I knew I wanted to start my own publishing company straight out of college. I came from a family of small business owners, and I knew this dream relied on me. So my choices were to go to the bank and ask for a loan to start my company or work hard and hustle to make it a reality.
Many young entrepreneurs find themselves in between these two scenarios. Either start with debt from day one or take the long road of hard work and sacrifice. I actually went to the bank as a recent grad, asked for a loan and was very politely laughed right out of the bank. But, of course, for this option to work, you’d need to prepare a detailed business plan, show relevant management and industry experience, have your personal credit and finances in order and be ready to offer collateral, among other things.
Regardless of how I started, I was left asking, “How will I earn a living?” It’s possible to start your business without a grasp on personal finance management; however, no one will recommend it.
Entrepreneurs have a golden opportunity to create a personal finance strategy that will enable them to pursue their passions, build a viable career and thrive in a healthy lifestyle and retirement.
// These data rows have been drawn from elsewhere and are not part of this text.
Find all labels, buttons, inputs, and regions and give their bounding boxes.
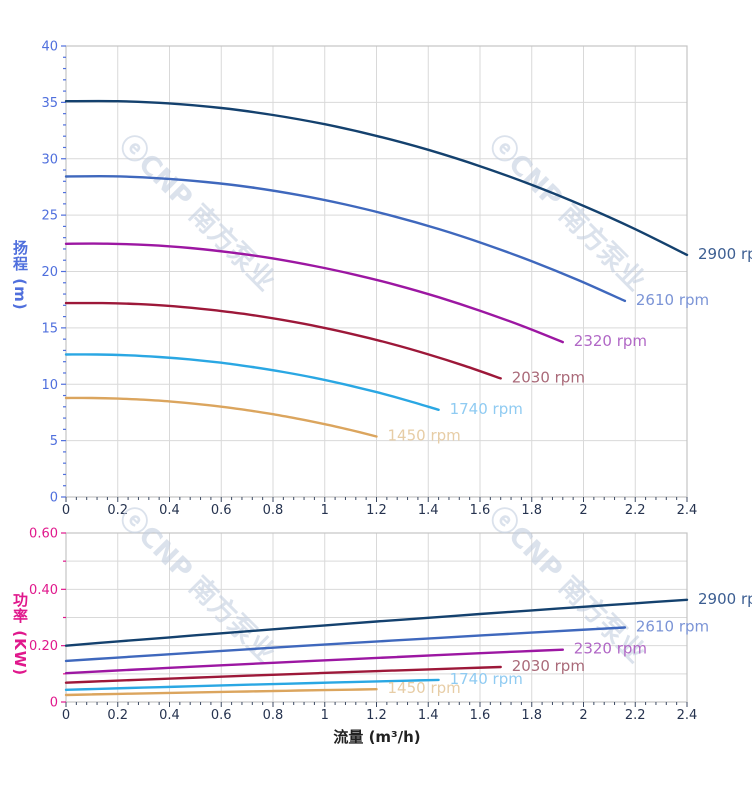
x-tick-label: 0.6 — [211, 503, 232, 518]
y-tick-label: 35 — [41, 96, 58, 111]
y-tick-label: 0 — [50, 491, 58, 506]
y-tick-label: 0.20 — [29, 639, 58, 654]
x-tick-label: 0 — [62, 708, 70, 723]
x-tick-label: 0.2 — [107, 503, 128, 518]
x-tick-label: 1 — [321, 503, 329, 518]
head-y-axis-title: 扬程 (m) — [11, 240, 29, 311]
x-tick-label: 1 — [321, 708, 329, 723]
x-tick-label: 0.4 — [159, 708, 180, 723]
curve-2030 — [64, 301, 502, 380]
y-tick-label: 0.40 — [29, 583, 58, 598]
x-tick-label: 0 — [62, 503, 70, 518]
watermark-text: ⓔCNP 南方泵业 — [113, 500, 282, 669]
x-tick-label: 2.4 — [677, 503, 698, 518]
x-tick-label: 2.4 — [677, 708, 698, 723]
x-tick-label: 1.4 — [418, 503, 439, 518]
curve-label-2030: 2030 rpm — [512, 657, 585, 675]
y-tick-label: 20 — [41, 265, 58, 280]
curve-label-1450: 1450 rpm — [388, 426, 461, 444]
y-tick-label: 0 — [50, 696, 58, 711]
curve-label-2610: 2610 rpm — [636, 618, 709, 636]
curve-label-2900: 2900 rpm — [698, 590, 752, 608]
curve-label-1740: 1740 rpm — [450, 400, 523, 418]
curve-2610 — [64, 626, 627, 663]
x-tick-label: 2 — [579, 708, 587, 723]
x-tick-label: 2.2 — [625, 503, 646, 518]
curve-2610 — [64, 174, 627, 303]
y-tick-label: 10 — [41, 378, 58, 393]
curve-2900 — [64, 598, 689, 647]
y-tick-label: 40 — [41, 40, 58, 55]
x-tick-label: 0.2 — [107, 708, 128, 723]
curve-1450 — [64, 688, 378, 697]
x-tick-label: 1.8 — [521, 708, 542, 723]
x-tick-label: 2.2 — [625, 708, 646, 723]
y-tick-label: 15 — [41, 321, 58, 336]
x-axis-title: 流量 (m³/h) — [333, 728, 421, 746]
x-tick-label: 1.6 — [470, 708, 491, 723]
curve-2030 — [64, 665, 502, 684]
curve-label-2320: 2320 rpm — [574, 332, 647, 350]
curve-2320 — [64, 242, 564, 344]
x-tick-label: 0.6 — [211, 708, 232, 723]
curve-label-1450: 1450 rpm — [388, 679, 461, 697]
y-tick-label: 25 — [41, 209, 58, 224]
x-tick-label: 1.2 — [366, 503, 387, 518]
x-tick-label: 0.4 — [159, 503, 180, 518]
curve-1740 — [64, 353, 440, 411]
x-tick-label: 1.8 — [521, 503, 542, 518]
curve-1740 — [64, 678, 440, 691]
x-tick-label: 0.8 — [263, 708, 284, 723]
curve-2320 — [64, 648, 564, 675]
x-tick-label: 1.2 — [366, 708, 387, 723]
x-tick-label: 0.8 — [263, 503, 284, 518]
curve-label-2320: 2320 rpm — [574, 640, 647, 658]
x-tick-label: 2 — [579, 503, 587, 518]
curve-label-2610: 2610 rpm — [636, 291, 709, 309]
y-tick-label: 30 — [41, 152, 58, 167]
curve-1450 — [64, 396, 378, 438]
x-tick-label: 1.6 — [470, 503, 491, 518]
x-tick-label: 1.4 — [418, 708, 439, 723]
power-y-axis-title: 功率 (KW) — [11, 592, 29, 677]
y-tick-label: 5 — [50, 434, 58, 449]
y-tick-label: 0.60 — [29, 527, 58, 542]
curve-label-1740: 1740 rpm — [450, 670, 523, 688]
curve-label-2900: 2900 rpm — [698, 245, 752, 263]
curve-label-2030: 2030 rpm — [512, 368, 585, 386]
curve-2900 — [64, 99, 689, 257]
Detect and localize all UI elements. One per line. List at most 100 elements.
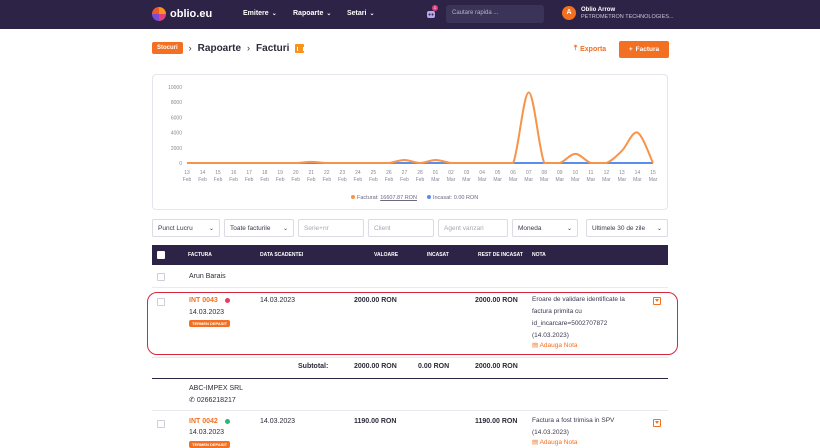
x-tick-label: 08 bbox=[541, 170, 547, 176]
chevron-down-icon: ⌄ bbox=[271, 11, 277, 17]
x-tick-label: Mar bbox=[649, 177, 658, 183]
x-tick-label: 18 bbox=[262, 170, 268, 176]
status-dot-icon bbox=[225, 419, 230, 424]
avatar: A bbox=[562, 6, 576, 20]
x-tick-label: 09 bbox=[557, 170, 563, 176]
legend-facturat[interactable]: Facturat: 16607.87 RON bbox=[351, 195, 417, 201]
x-tick-label: 05 bbox=[495, 170, 501, 176]
subtotal-rest: 2000.00 RON bbox=[475, 363, 518, 370]
x-tick-label: Mar bbox=[618, 177, 627, 183]
row-divider bbox=[152, 287, 668, 288]
subtotal-label: Subtotal: bbox=[298, 363, 329, 370]
nav-setari[interactable]: Setari ⌄ bbox=[347, 10, 375, 17]
note-line: id_incarcare=5002707872 bbox=[532, 320, 608, 327]
series-line[interactable] bbox=[186, 91, 654, 165]
x-tick-label: 15 bbox=[650, 170, 656, 176]
col-valoare[interactable]: VALOARE bbox=[374, 252, 399, 258]
export-button[interactable]: ⤒ Exporta bbox=[574, 45, 606, 53]
x-tick-label: Feb bbox=[245, 177, 254, 183]
chart-icon[interactable] bbox=[295, 43, 305, 53]
x-tick-label: Feb bbox=[198, 177, 207, 183]
user-name: Oblio Arrow bbox=[581, 6, 616, 13]
logo-text: oblio.eu bbox=[170, 8, 213, 20]
nav-setari-label: Setari bbox=[347, 10, 367, 17]
agent-input[interactable]: Agent vanzari bbox=[438, 219, 508, 237]
note-line: Factura a fost trimisa in SPV bbox=[532, 417, 615, 424]
col-rest[interactable]: REST DE INCASAT bbox=[478, 252, 523, 258]
x-tick-label: 28 bbox=[417, 170, 423, 176]
x-tick-label: Mar bbox=[509, 177, 518, 183]
nav-emitere[interactable]: Emitere ⌄ bbox=[243, 10, 277, 17]
x-tick-label: 24 bbox=[355, 170, 361, 176]
row-checkbox[interactable] bbox=[157, 420, 165, 428]
row-actions-dropdown-icon[interactable] bbox=[653, 297, 661, 305]
x-tick-label: Mar bbox=[462, 177, 471, 183]
row-checkbox[interactable] bbox=[157, 298, 165, 306]
x-tick-label: 03 bbox=[464, 170, 470, 176]
add-note-link[interactable]: ▤ Adauga Nota bbox=[532, 439, 578, 446]
legend-incasat-label: Incasat: 0.00 RON bbox=[432, 195, 479, 201]
x-tick-label: Feb bbox=[369, 177, 378, 183]
col-data-scadentei[interactable]: DATA SCADENTEI bbox=[260, 252, 304, 258]
quick-search-input[interactable]: Cautare rapida ... bbox=[446, 5, 544, 23]
tip-facturi-select[interactable]: Toate facturile ⌄ bbox=[224, 219, 294, 237]
highlight-frame bbox=[147, 292, 678, 355]
col-incasat[interactable]: INCASAT bbox=[427, 252, 449, 258]
add-factura-button[interactable]: + Factura bbox=[619, 41, 669, 58]
client-input[interactable]: Client bbox=[368, 219, 434, 237]
y-tick-label: 10000 bbox=[168, 85, 182, 91]
col-nota: NOTA bbox=[532, 252, 546, 258]
client-name[interactable]: ABC-IMPEX SRL bbox=[189, 385, 244, 392]
col-factura[interactable]: FACTURA bbox=[188, 252, 212, 258]
period-select[interactable]: Ultimele 30 de zile ⌄ bbox=[586, 219, 668, 237]
serie-nr-input[interactable]: Serie+nr bbox=[298, 219, 364, 237]
moneda-select[interactable]: Moneda ⌄ bbox=[512, 219, 578, 237]
row-actions-dropdown-icon[interactable] bbox=[653, 419, 661, 427]
invoice-note: Eroare de validare identificate la factu… bbox=[532, 294, 650, 342]
x-tick-label: Feb bbox=[229, 177, 238, 183]
stocuri-button[interactable]: Stocuri bbox=[152, 42, 183, 54]
x-tick-label: 14 bbox=[200, 170, 206, 176]
invoice-valoare: 2000.00 RON bbox=[354, 297, 397, 304]
group-checkbox[interactable] bbox=[157, 273, 165, 281]
robot-notification-icon[interactable] bbox=[425, 8, 437, 20]
client-phone[interactable]: ✆ 0266218217 bbox=[189, 396, 236, 404]
x-tick-label: 17 bbox=[246, 170, 252, 176]
client-phone-number: 0266218217 bbox=[196, 397, 236, 404]
invoice-date: 14.03.2023 bbox=[189, 429, 225, 436]
breadcrumb-rapoarte[interactable]: Rapoarte bbox=[197, 42, 242, 54]
breadcrumb: Stocuri › Rapoarte › Facturi bbox=[152, 42, 305, 54]
chevron-down-icon: ⌄ bbox=[566, 225, 572, 232]
x-tick-label: 04 bbox=[479, 170, 485, 176]
top-navbar: oblio.eu Emitere ⌄ Rapoarte ⌄ Setari ⌄ 1 Ca… bbox=[0, 0, 820, 29]
invoice-number[interactable]: INT 0043 bbox=[189, 297, 218, 304]
x-tick-label: Mar bbox=[602, 177, 611, 183]
add-note-link[interactable]: ▤ Adauga Nota bbox=[532, 342, 578, 349]
tip-facturi-value: Toate facturile bbox=[230, 224, 271, 232]
x-tick-label: Feb bbox=[400, 177, 409, 183]
x-tick-label: Feb bbox=[354, 177, 363, 183]
invoice-chart: 10000 8000 6000 4000 2000 0 13 Feb 14 Feb 15 Feb 16 F… bbox=[152, 74, 668, 210]
x-tick-label: Feb bbox=[416, 177, 425, 183]
chevron-down-icon: ⌄ bbox=[208, 225, 214, 232]
x-tick-label: Mar bbox=[540, 177, 549, 183]
logo-mark-icon bbox=[152, 7, 166, 21]
legend-incasat[interactable]: Incasat: 0.00 RON bbox=[426, 195, 479, 201]
nav-rapoarte[interactable]: Rapoarte ⌄ bbox=[293, 10, 331, 17]
invoice-number[interactable]: INT 0042 bbox=[189, 418, 218, 425]
y-tick-label: 4000 bbox=[171, 131, 182, 137]
x-tick-label: 02 bbox=[448, 170, 454, 176]
x-tick-label: Mar bbox=[555, 177, 564, 183]
x-tick-label: Feb bbox=[276, 177, 285, 183]
client-name[interactable]: Arun Barais bbox=[189, 273, 226, 280]
x-tick-label: 22 bbox=[324, 170, 330, 176]
punct-lucru-select[interactable]: Punct Lucru ⌄ bbox=[152, 219, 220, 237]
oblio-logo[interactable]: oblio.eu bbox=[152, 7, 212, 21]
user-menu[interactable]: A Oblio Arrow PETROMETRON TECHNOLOGIES..… bbox=[562, 6, 674, 20]
select-all-checkbox[interactable] bbox=[157, 251, 165, 259]
legend-incasat-dot bbox=[426, 195, 431, 199]
add-note-label: Adauga Nota bbox=[539, 342, 578, 349]
invoice-note: Factura a fost trimisa in SPV (14.03.202… bbox=[532, 415, 650, 439]
x-tick-label: 25 bbox=[371, 170, 377, 176]
x-tick-label: Feb bbox=[183, 177, 192, 183]
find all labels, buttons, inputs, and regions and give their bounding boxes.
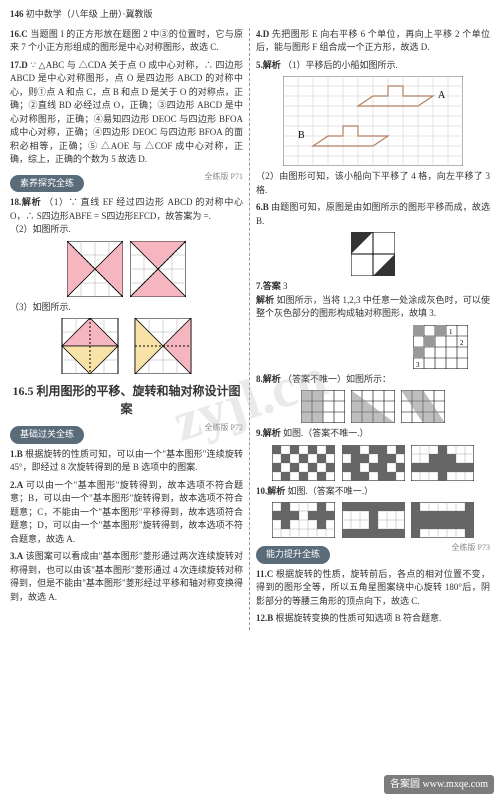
fig9b (342, 445, 405, 481)
q8-text: （答案不唯一）如图所示： (283, 374, 391, 384)
q3: 3.A 该图案可以看成由"基本图形"菱形通过两次连续旋转对称得到，也可以由该"基… (10, 550, 243, 604)
q10-num: 10.解析 (256, 486, 285, 496)
q9-text: 如图.（答案不唯一.） (283, 428, 369, 438)
q1-text: 根据旋转的性质可知，可以由一个"基本图形"连续旋转 45°，即经过 8 次旋转得… (10, 449, 243, 473)
pill-suyang-ref: 全练版 P71 (205, 171, 243, 183)
fig6 (256, 232, 490, 276)
pill-nengli-label: 能力提升全练 (256, 546, 330, 564)
fig6-tile (351, 232, 395, 276)
q17-num: 17.D (10, 60, 28, 70)
fig10b (342, 502, 405, 538)
q16-num: 16.C (10, 29, 28, 39)
q7-ans: 3 (283, 281, 288, 291)
fig10c (411, 502, 474, 538)
fig18-2b (130, 241, 186, 297)
q6: 6.B 由题图可知，原图是由如图所示的图形平移而成，故选 B. (256, 201, 490, 228)
fig8b (351, 390, 395, 423)
svg-text:3: 3 (416, 361, 420, 369)
q1: 1.B 根据旋转的性质可知，可以由一个"基本图形"连续旋转 45°，即经过 8 … (10, 448, 243, 475)
q17-text: ∵ △ABC 与 △CDA 关于点 O 成中心对称，∴ 四边形 ABCD 是中心… (10, 60, 243, 165)
q12: 12.B 根据旋转变换的性质可知选项 B 符合题意. (256, 612, 490, 626)
q5: 5.解析 （1）平移后的小船如图所示. (256, 59, 490, 73)
q5-p2: （2）由图形可知，该小船向下平移了 4 格，向左平移了 3 格. (256, 170, 490, 197)
fig5-boats: A B (256, 76, 490, 166)
q9: 9.解析 如图.（答案不唯一.） (256, 427, 490, 441)
section-title-text: 利用图形的平移、旋转和轴对称设计图案 (36, 384, 240, 416)
boat-diagram: A B (283, 76, 463, 166)
pill-suyang-label: 素养探究全练 (10, 175, 84, 193)
fig18-2 (10, 241, 243, 297)
q18-p1: （1）∵ 直线 EF 经过四边形 ABCD 的对称中心 O，∴ S四边形ABFE… (10, 197, 243, 221)
section-num: 16.5 (12, 384, 33, 398)
fig9a (272, 445, 335, 481)
q18-num: 18.解析 (10, 197, 41, 207)
q12-text: 根据旋转变换的性质可知选项 B 符合题意. (276, 613, 442, 623)
pill-jichu-label: 基础过关全练 (10, 426, 84, 444)
fig8 (256, 390, 490, 423)
fig7: 1 2 3 (256, 325, 490, 369)
pill-jichu-ref: 全练版 P72 (205, 422, 243, 434)
q7: 7.答案 3 解析 如图所示，当将 1,2,3 中任意一处涂成灰色时，可以使整个… (256, 280, 490, 321)
svg-text:B: B (298, 130, 305, 141)
q10-text: 如图.（答案不唯一.） (288, 486, 374, 496)
q7-num: 7.答案 (256, 281, 281, 291)
pill-jichu: 基础过关全练 全练版 P72 (10, 422, 243, 448)
q18-p2-label: （2）如图所示. (10, 223, 243, 237)
svg-text:2: 2 (460, 339, 464, 347)
fig18-2a (67, 241, 123, 297)
q3-text: 该图案可以看成由"基本图形"菱形通过两次连续旋转对称得到，也可以由该"基本图形"… (10, 551, 243, 602)
q9-num: 9.解析 (256, 428, 281, 438)
q11: 11.C 根据旋转的性质，旋转前后，各点的相对位置不变，得到的图形全等，所以五角… (256, 568, 490, 609)
q18-p3-label: （3）如图所示. (10, 301, 243, 315)
q2-text: 可以由一个"基本图形"旋转得到，故本选项不符合题意；B，可以由一个"基本图形"旋… (10, 480, 243, 544)
fig8c (401, 390, 445, 423)
q11-num: 11.C (256, 569, 273, 579)
q17: 17.D ∵ △ABC 与 △CDA 关于点 O 成中心对称，∴ 四边形 ABC… (10, 59, 243, 167)
fig18-3 (10, 318, 243, 374)
q16-text: 当题图 I 的正方形放在题图 2 中③的位置时，它与原来 7 个小正方形组成的图… (10, 29, 243, 53)
q4-text: 先把图形 E 向右平移 6 个单位，再向上平移 2 个单位后，能与图形 F 组合… (256, 29, 490, 53)
q16: 16.C 当题图 I 的正方形放在题图 2 中③的位置时，它与原来 7 个小正方… (10, 28, 243, 55)
pill-suyang: 素养探究全练 全练版 P71 (10, 171, 243, 197)
source-badge: 各案圆 www.mxqe.com (384, 775, 494, 794)
q18: 18.解析 （1）∵ 直线 EF 经过四边形 ABCD 的对称中心 O，∴ S四… (10, 196, 243, 237)
fig8a (301, 390, 345, 423)
q6-num: 6.B (256, 202, 269, 212)
q4-num: 4.D (256, 29, 269, 39)
fig10 (256, 502, 490, 538)
pill-nengli-ref: 全练版 P73 (452, 542, 490, 554)
fig18-3a (57, 318, 123, 374)
q2: 2.A 可以由一个"基本图形"旋转得到，故本选项不符合题意；B，可以由一个"基本… (10, 479, 243, 547)
q11-text: 根据旋转的性质，旋转前后，各点的相对位置不变，得到的图形全等，所以五角星图案绕中… (256, 569, 490, 606)
q3-num: 3.A (10, 551, 23, 561)
page-header: 146 初中数学（八年级 上册）·冀教版 (10, 8, 490, 22)
q6-text: 由题图可知，原图是由如图所示的图形平移而成，故选 B. (256, 202, 490, 226)
q4: 4.D 先把图形 E 向右平移 6 个单位，再向上平移 2 个单位后，能与图形 … (256, 28, 490, 55)
book-title: 初中数学（八年级 上册）·冀教版 (26, 9, 153, 19)
left-column: 16.C 当题图 I 的正方形放在题图 2 中③的位置时，它与原来 7 个小正方… (10, 28, 250, 630)
section-16-5: 16.5 利用图形的平移、旋转和轴对称设计图案 (10, 382, 243, 418)
pill-nengli: 能力提升全练 全练版 P73 (256, 542, 490, 568)
fig7-grid: 1 2 3 (413, 325, 468, 369)
q8: 8.解析 （答案不唯一）如图所示： (256, 373, 490, 387)
right-column: 4.D 先把图形 E 向右平移 6 个单位，再向上平移 2 个单位后，能与图形 … (250, 28, 490, 630)
q10: 10.解析 如图.（答案不唯一.） (256, 485, 490, 499)
q2-num: 2.A (10, 480, 23, 490)
fig9 (256, 445, 490, 481)
q7-exp-label: 解析 (256, 295, 274, 305)
fig9c (411, 445, 474, 481)
fig10a (272, 502, 335, 538)
q8-num: 8.解析 (256, 374, 281, 384)
q7-exp: 如图所示，当将 1,2,3 中任意一处涂成灰色时，可以使整个灰色部分的图形构成轴… (256, 295, 490, 319)
svg-text:1: 1 (449, 328, 453, 336)
q12-num: 12.B (256, 613, 273, 623)
q5-num: 5.解析 (256, 60, 281, 70)
q1-num: 1.B (10, 449, 23, 459)
fig18-3b (130, 318, 196, 374)
svg-text:A: A (438, 90, 446, 101)
q5-p1: （1）平移后的小船如图所示. (283, 60, 398, 70)
page-number: 146 (10, 9, 24, 19)
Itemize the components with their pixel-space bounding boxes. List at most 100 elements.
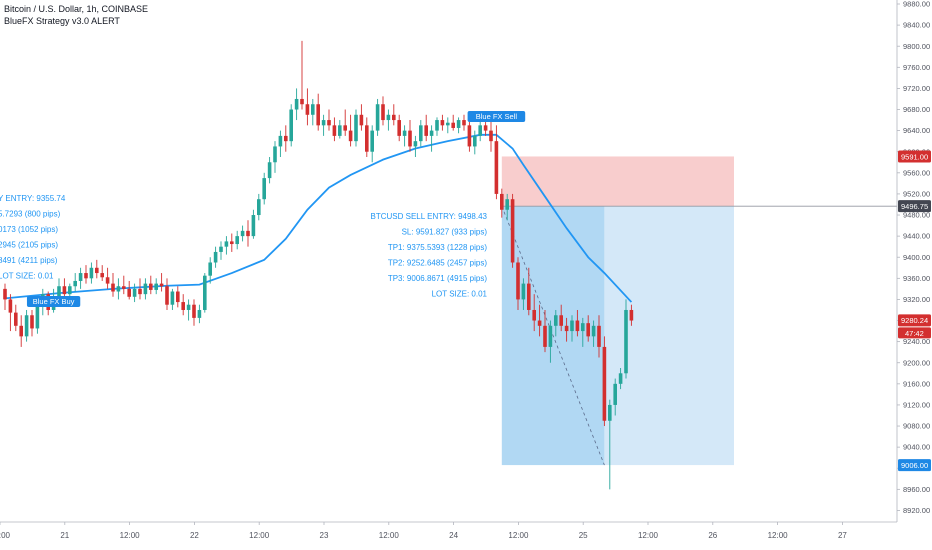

There are no hard and fast rules about doing this, and that’s kind of the beauty of it. The way forward is as varied and creative as you are. However, some basic guidelines will be helpful, starting with your personal finance strategy.
Master your budget.
Many people lack the proper financial literacy education essential to building long-term, sustainable wealth. A budget is a logical place to begin for anyone, but as a business owner, this is essential. If somehow you’ve gotten this far without a firm budget, today is the day. Start with what you already know: How much money do you make? How much money are you spending? Most beginning budgets follow a 50/30/20 model: 50% of your net income for needs, 30% for wants and 20% for savings.
For many entrepreneurs, this straightforward process can be easier said than done. Sometimes, income isn’t consistent or sufficient to cover all categories. Early on, you may not have a benefits package, meaning that health insurance is one more expense out of your take-home pay. Student loans are another factor for most entrepreneurs. Over 14 million Millennials have student loan debt eating away at whatever is left. And if you are like me, and a loan isn’t possible, you are left to budget your time, talents and finances.
Not only did I need the financial literacy to handle my basic expenses, but I also needed the executive functioning skills to budget my time and talent. There are many ways to gain the financial know-how to master your personal budget and master your start-up’s budget. Social media is the new mecca for young financial experts to give real-world advice and practical application.
Save and invest.
The words “savings” and “investments” might invoke images of old men sitting in leather chairs talking gibberish about the stock market. However, as an entrepreneur, you can’t sleep on these two critical steps. If you were raised without money savvy and a baseline for investing, you should seek out help here, because there is too much at stake to fly by the seat of your pants. If saving has always been a skill that has eluded you and money burns a hole in your pocket, you can be sure that running a business will only magnify this issue. It’s never too late to seek out the help of experts, as daunting as it seems, and keep from making these mistakes in your business.
Saving for yourself personally looks very different from saving in your company. In a recent Yahoo article, wealth management expert Richard Little advises to never just leave your cash in your checking or savings account. Instead, invest regularly to get into the habit of investing on a schedule. This rings even truer when it comes to investing because the strategies look almost entirely opposite. You may be consumed with the day-to-day operations of your business, but finding time to consult your accountant and start to ask questions is a great place to start. You’re busy, and that’s a given, but find an audiobook on investing basics or catch a podcast of some brilliant financial minds and turn treadmill time into education time.
Keep debt to a minimum.
It’s essential to keep your finger on the financial pulse of your company from day one, whether it’s your forte or not. “If your budget or spending is unorganized, it will be easy to accumulate debt quickly and get in over your head. Make an outline of all of your expenses, allocate whatever amount of money is necessary in order for you to operate, and adhere to the limits that you set yourself,” Howard Dvorkin, CPA and personal finance expert at Debt.com, tells Inc. So, learn to analyze your budget early on and be mindful of the little costs quietly bleeding money right out the door. This practice benefits your personal and business budget.
Consolidate debt whenever possible. Doing so keeps payments simple and often with the benefit of a lower interest rate. Snowballing debt is a great way to make headway fast when tackling debt. The less debt you have adding to your monthly expenses personally, the less pressure you put on your business in the beginning. The best way to keep your debt to a minimum is to take on only necessary debt.
Some of these steps might seem elementary. However, a little over half of all small businesses have a budget, and only one out of three households have a long-term financial plan. Having a strategy for your personal finances and your company’s finances is not just beneficial, but essential. For some, the way forward may be unclear. So take it back to the basics and master them.